Zachary "Zach" Dorholt (born September 1, 1980) is a Minnesota politician and former member of the Minnesota House of Representatives. A member of the Minnesota Democratic–Farmer–Labor Party (DFL), he represented District 14B in central Minnesota from 2013 to 2015.

==Education==
Dorholt attended St. Cloud State University, graduating with a B.A. in community development and later a M.S. in rehabilitation counseling. He later attended Saint Mary's University of Minnesota, graduating with a graduate certificate in marriage and family therapy.

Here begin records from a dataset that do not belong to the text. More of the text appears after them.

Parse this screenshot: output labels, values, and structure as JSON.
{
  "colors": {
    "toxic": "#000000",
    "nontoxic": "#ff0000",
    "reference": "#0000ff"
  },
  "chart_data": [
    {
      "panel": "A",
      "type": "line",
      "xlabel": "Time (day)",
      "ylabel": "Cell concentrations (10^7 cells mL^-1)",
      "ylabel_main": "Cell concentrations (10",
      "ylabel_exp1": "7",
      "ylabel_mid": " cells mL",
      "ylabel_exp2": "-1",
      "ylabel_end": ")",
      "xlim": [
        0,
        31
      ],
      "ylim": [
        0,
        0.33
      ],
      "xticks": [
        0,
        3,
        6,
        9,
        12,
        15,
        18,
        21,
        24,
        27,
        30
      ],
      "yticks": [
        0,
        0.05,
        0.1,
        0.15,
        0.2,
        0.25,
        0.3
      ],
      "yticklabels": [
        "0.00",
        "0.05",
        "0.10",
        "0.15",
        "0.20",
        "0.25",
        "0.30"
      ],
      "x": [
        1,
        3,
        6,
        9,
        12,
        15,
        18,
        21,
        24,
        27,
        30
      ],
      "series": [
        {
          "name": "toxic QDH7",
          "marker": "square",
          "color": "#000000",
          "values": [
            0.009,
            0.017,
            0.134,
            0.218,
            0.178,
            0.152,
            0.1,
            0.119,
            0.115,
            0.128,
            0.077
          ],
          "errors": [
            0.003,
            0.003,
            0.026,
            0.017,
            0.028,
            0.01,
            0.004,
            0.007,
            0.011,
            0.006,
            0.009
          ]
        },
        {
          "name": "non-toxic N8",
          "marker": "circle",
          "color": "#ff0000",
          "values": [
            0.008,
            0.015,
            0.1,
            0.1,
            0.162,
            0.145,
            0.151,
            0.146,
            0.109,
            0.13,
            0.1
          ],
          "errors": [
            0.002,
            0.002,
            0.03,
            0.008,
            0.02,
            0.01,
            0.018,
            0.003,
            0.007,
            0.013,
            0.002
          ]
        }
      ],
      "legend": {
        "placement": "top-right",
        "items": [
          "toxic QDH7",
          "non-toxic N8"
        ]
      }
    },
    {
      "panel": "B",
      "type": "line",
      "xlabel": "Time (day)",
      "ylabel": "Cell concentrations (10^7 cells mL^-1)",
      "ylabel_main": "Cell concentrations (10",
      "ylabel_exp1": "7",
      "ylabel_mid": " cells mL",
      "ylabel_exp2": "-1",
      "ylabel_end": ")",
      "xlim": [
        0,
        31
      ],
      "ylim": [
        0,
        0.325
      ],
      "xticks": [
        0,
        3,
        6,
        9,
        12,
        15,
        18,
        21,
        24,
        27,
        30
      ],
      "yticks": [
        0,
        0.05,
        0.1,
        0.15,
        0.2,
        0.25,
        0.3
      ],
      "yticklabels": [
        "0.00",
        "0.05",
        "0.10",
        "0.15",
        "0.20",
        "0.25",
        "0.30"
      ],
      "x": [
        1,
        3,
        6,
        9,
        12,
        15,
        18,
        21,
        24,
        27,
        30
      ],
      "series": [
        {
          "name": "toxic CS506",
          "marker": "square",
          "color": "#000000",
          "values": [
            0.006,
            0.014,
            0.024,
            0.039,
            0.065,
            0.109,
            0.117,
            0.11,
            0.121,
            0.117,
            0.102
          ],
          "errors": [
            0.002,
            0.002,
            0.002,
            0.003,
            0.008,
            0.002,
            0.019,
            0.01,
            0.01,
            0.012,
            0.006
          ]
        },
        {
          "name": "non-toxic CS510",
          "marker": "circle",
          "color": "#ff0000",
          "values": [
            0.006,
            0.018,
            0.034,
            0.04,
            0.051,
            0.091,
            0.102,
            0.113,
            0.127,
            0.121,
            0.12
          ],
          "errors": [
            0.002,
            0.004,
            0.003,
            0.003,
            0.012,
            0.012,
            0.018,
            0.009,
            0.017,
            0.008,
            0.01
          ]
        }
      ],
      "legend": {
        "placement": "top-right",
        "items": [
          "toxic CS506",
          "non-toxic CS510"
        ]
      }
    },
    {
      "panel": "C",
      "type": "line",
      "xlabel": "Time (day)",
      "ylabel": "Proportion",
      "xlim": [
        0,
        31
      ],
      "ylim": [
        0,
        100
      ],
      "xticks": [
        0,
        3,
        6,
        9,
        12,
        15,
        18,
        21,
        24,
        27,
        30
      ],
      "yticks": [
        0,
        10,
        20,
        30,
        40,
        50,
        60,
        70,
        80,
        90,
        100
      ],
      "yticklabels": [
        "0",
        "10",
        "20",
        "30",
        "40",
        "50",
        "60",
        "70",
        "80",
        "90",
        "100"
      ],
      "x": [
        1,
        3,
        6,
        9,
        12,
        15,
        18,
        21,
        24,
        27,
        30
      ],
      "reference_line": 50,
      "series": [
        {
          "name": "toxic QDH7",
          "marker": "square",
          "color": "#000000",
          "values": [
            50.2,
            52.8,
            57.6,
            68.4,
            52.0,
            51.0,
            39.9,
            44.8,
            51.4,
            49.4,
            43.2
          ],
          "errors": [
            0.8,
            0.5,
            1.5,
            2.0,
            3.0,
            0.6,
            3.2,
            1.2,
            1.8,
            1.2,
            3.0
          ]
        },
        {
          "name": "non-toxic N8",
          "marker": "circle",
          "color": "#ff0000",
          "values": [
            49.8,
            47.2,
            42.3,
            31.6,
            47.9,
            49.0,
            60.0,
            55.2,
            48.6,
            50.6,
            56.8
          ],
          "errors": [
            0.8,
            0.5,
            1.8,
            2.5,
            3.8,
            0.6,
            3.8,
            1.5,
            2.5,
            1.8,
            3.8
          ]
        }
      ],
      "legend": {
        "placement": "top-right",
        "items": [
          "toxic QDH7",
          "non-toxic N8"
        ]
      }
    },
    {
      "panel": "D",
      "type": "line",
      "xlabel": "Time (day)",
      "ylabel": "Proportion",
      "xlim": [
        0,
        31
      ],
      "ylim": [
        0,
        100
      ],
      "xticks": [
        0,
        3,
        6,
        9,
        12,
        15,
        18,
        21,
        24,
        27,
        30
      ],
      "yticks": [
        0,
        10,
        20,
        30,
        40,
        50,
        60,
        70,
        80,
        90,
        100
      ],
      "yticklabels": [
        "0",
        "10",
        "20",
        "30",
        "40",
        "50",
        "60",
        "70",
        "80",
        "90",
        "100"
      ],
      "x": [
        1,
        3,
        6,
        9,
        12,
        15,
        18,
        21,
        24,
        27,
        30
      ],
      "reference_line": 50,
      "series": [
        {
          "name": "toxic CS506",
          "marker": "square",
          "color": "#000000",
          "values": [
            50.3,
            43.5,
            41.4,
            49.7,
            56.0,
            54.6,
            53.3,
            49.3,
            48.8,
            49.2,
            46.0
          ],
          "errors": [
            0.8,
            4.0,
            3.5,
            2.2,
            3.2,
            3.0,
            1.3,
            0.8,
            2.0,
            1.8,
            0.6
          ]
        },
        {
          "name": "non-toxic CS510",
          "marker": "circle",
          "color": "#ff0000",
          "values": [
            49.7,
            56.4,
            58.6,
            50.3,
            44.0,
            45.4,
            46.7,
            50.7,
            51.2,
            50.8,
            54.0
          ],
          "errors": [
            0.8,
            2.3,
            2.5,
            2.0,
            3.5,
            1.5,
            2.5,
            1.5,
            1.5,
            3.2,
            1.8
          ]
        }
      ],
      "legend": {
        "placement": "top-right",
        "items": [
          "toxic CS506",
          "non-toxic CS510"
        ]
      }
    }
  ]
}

==Minnesota House of Representatives==
Dorholt was first elected to the Minnesota House of Representatives in 2012, defeating Republican Representative King Banaian. Dorholt served as vice chair of the Higher Education committee and helped pass funding for all-day kindergarten. He was defeated by Republican Jim Knoblach in 2014 and again in 2016.

==ISD 742 School Board==
Dorholt was elected to the St. Cloud-area ISD 742 School Board in 2018 and reelected in 2022. ISD 742 serves nearly 10,000 students and has over 900 teachers. As of 2025, ISD 742 is Minnesota's 16th-largest school district.

==Personal life==
Dorholt has three children and resides in St. Cloud, Minnesota.